El proceso judicial por la muerte de Ángel López, el niño de 4 años que falleció tras ser restituido a su progenitora, ha dado pasos fundamentales hacia el esclarecimiento. Tras la audiencia de control, el Dr. Roberto Castillo confirmó que la justicia dictó la detención de ambos sospechosos, a quienes calificó sin rodeos: «Son dos asesinos, tienen que estar detenidos, esperar el juicio privados de la libertad y recibir una cadena perpetua».
El informe forense y la coautoría
La querella destacó la contundencia de las pruebas físicas presentadas ante el juez. Castillo confirmó haber accedido al informe de la autopsia, el cual acredita que el menor fue sometido a un contexto de violencia sistemática. En cuanto a los roles en el crimen, el letrado fue preciso: «Quien le habría producido las lesiones directas es Michael y la madre, en un delito de acción por omisión, es responsable también del homicidio».
La calificación solicitada por la querella es la de homicidio agravado por alevosía, entendiendo que el niño se encontraba en una situación de total indefensión frente a sus agresores.
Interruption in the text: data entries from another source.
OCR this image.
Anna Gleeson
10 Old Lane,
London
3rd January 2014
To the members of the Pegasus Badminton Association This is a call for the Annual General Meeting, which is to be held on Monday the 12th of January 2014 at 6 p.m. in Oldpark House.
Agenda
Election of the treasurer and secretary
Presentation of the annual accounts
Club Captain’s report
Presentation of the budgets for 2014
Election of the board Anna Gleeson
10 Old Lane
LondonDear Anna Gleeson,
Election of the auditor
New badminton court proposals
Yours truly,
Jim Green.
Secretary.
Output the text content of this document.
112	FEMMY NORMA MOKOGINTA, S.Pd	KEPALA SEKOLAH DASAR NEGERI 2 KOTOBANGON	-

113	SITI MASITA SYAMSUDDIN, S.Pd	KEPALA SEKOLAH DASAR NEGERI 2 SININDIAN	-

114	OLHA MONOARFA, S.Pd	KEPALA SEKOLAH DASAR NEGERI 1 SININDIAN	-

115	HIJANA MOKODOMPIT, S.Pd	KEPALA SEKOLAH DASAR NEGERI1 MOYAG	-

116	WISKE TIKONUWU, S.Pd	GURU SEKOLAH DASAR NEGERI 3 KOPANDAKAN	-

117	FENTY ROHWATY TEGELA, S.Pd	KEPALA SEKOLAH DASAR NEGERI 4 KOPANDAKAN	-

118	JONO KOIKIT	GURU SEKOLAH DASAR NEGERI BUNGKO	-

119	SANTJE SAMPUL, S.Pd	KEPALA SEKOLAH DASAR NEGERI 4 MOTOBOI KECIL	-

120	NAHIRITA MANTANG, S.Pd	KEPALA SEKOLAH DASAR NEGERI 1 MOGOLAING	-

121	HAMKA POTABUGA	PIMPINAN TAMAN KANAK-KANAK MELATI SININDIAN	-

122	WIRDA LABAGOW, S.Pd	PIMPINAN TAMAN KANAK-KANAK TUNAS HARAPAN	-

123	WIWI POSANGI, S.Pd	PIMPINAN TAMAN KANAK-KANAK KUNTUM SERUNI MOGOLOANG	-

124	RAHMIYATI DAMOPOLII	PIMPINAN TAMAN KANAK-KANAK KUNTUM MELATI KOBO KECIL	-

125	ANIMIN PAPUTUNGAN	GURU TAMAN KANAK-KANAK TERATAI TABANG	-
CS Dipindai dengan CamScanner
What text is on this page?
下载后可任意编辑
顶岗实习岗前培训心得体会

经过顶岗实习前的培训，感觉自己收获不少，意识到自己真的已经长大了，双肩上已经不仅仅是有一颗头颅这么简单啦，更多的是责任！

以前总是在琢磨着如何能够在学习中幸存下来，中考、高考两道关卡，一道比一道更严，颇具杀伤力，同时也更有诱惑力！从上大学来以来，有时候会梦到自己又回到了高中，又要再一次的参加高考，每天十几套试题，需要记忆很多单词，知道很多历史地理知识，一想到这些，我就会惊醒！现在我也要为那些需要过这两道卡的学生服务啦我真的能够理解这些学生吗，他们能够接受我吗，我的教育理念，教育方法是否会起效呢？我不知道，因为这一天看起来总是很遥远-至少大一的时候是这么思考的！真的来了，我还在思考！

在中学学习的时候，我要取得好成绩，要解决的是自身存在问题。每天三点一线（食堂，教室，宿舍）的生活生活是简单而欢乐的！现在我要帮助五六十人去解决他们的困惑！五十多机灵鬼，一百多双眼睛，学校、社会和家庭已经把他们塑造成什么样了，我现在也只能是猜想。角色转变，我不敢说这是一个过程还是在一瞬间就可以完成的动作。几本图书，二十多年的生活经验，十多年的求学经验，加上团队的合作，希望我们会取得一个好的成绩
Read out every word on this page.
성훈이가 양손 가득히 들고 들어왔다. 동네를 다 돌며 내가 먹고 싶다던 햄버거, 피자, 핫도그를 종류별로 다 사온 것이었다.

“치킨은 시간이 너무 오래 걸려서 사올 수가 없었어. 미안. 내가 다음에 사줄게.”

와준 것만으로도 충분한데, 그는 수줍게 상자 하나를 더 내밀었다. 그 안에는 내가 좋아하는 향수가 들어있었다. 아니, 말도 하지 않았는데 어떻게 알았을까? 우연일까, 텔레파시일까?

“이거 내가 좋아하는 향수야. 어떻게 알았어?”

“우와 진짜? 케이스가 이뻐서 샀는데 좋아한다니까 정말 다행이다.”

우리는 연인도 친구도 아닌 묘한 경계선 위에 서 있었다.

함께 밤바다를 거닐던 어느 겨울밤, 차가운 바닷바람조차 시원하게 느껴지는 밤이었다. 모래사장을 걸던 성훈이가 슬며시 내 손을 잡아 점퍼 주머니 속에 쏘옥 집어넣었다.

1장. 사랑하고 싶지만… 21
El cambio de conducta: la prueba del entorno escolar
Un elemento crucial para sostener el agravamiento de la situación de los imputados fue el testimonio de las docentes de Ángel. Según Castillo, las maestras describieron un cambio radical en la personalidad del niño desde que comenzó a convivir exclusivamente con su progenitora.
«Hay un informe de las maestras del jardín que dicen que Ángel era un chico alegre, que llegaba puntual y asistía siempre. De repente, las últimas semanas, estaba triste, irascible y no quería dibujar», relató el abogado. Para la querella, esta es una prueba de contexto fundamental que demuestra cómo el niño fue aislado de sus referentes afectivos y sometido a un calvario antes de su muerte.
Críticas al Juzgado de Familia
Más allá de los detenidos, Castillo volvió a poner el foco en la responsabilidad del sistema judicial que permitió la entrega del menor. Aseguró que existieron negligencias graves por parte de auxiliares de justicia y que el padre biológico ratificará su denuncia contra el juzgado que intervino originalmente. «Ángel fue aislado de su familia y lo dejaron con estos criminales que le quitaron la vida», concluyó el letrado, reafirmando que la lucha por justicia recién comienza.